Хржановский: Для себя я не артикулировал. А другие артикулировали. Я собирал их артикуляцию, но для себя артикулировал, когда мне надо было кому-то рассказать, но это рациональное артикулирование, это манипулятивное. Я поэтому интервью не давал много лет и не говорил про этот проект. Потому что в этот момент возникает ** (вранье — Полит.ру). Ты начинаешь говорить какие-то вещи, они обрастают какими-то смыслами, их кто-то обсуждает, реагирует, они становятся сложными… Все это ерунда, это так не устроено на самом деле. Я это старался не артикулировать, и при этом понимал внутри, что делаю историю про некую цивилизацию, русскую, советскую, или просто человеческую — про какую-то. И я активирую какие-то силы и энергии в людях между ними, опираясь на социальные психические коды какие-то. И что в этот момент случается жизнь, и она случается по-разному. И в зависимости от того, как она случается, она определяет следующую жизнь. В этом смысле план определяется случившимся.
У меня на самом деле был план — это же кино. Был съемочный план, он менялся постоянно, но он был. Он определялся состоянием того, что произошло. Как жизнь любого человека определяется тем, что случилось. Иногда возникают какие-то следующие обстоятельства, но вы вступаете в следующие обстоятельства таким, каким вас сформировали обстоятельства, случившиеся за минуту до этого. И всей вашей жизни, которая случилась до этого.
Лейбин: Вы сказали, что и над вами был эксперимент. Ладно, я не спрашиваю, что хотел сказать автор своим гениальным произведением, но что Вы сделали с собой за эти 15 лет, можете отрефлексировать?

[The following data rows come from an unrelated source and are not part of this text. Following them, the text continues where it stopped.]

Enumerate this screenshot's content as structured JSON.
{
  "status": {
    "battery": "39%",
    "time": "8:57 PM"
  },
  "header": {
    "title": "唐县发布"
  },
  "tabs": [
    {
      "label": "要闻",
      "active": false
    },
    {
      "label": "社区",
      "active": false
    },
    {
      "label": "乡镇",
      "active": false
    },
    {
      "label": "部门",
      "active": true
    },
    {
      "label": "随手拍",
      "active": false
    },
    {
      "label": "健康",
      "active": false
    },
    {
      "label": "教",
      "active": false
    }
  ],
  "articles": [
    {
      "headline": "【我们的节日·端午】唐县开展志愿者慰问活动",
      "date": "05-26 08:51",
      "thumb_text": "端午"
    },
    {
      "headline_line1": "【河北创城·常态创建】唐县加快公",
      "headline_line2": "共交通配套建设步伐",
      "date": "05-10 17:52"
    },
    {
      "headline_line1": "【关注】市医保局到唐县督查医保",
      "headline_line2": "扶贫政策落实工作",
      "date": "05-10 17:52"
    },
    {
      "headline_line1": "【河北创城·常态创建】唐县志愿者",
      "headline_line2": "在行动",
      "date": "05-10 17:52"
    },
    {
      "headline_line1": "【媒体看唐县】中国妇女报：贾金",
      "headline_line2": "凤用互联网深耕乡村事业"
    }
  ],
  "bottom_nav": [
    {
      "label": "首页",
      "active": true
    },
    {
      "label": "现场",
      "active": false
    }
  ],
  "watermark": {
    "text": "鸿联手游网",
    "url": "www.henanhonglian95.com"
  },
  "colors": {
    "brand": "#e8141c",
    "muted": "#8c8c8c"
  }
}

Хржановский: Я не знаю, что я сделал с собой, потому что я же пока жив, слава Богу, и пока еще живу, поэтому продолжаю что-то делать. Но я думаю, что я что-то такое почувствовал, и пережил, и прошел через какие-то опыты, которые мне дают право попробовать заниматься такими проектами, как «Бабий Яр». Которые мне дают и дали какое-то другое ощущение людей. Благодаря этому проекту я стал любить людей намного больше. Я вообще стал намного мягче. Что-то такое случилось с моей душой или со мной, что я стал по-другому чувствовать. Я стал меньше судить. Я по-прежнему могу принимать разные решения, иногда жесткие, но это в силу профессии. Потому что когда ты берешь за что-то ответственность, ты должен принимать решения. Внутри того эксперимента, который происходил со мной, участником которого я был, я оказался в пространстве других, более сложных пониманий и ощущений людей и мира как такового. И мерность этого мира для меня на порядки увеличилась благодаря людям, с которыми я этот проект делал. И благодаря тому, что я переживал и сейчас переживаю, — и про этот проект, и про жизнь как таковую.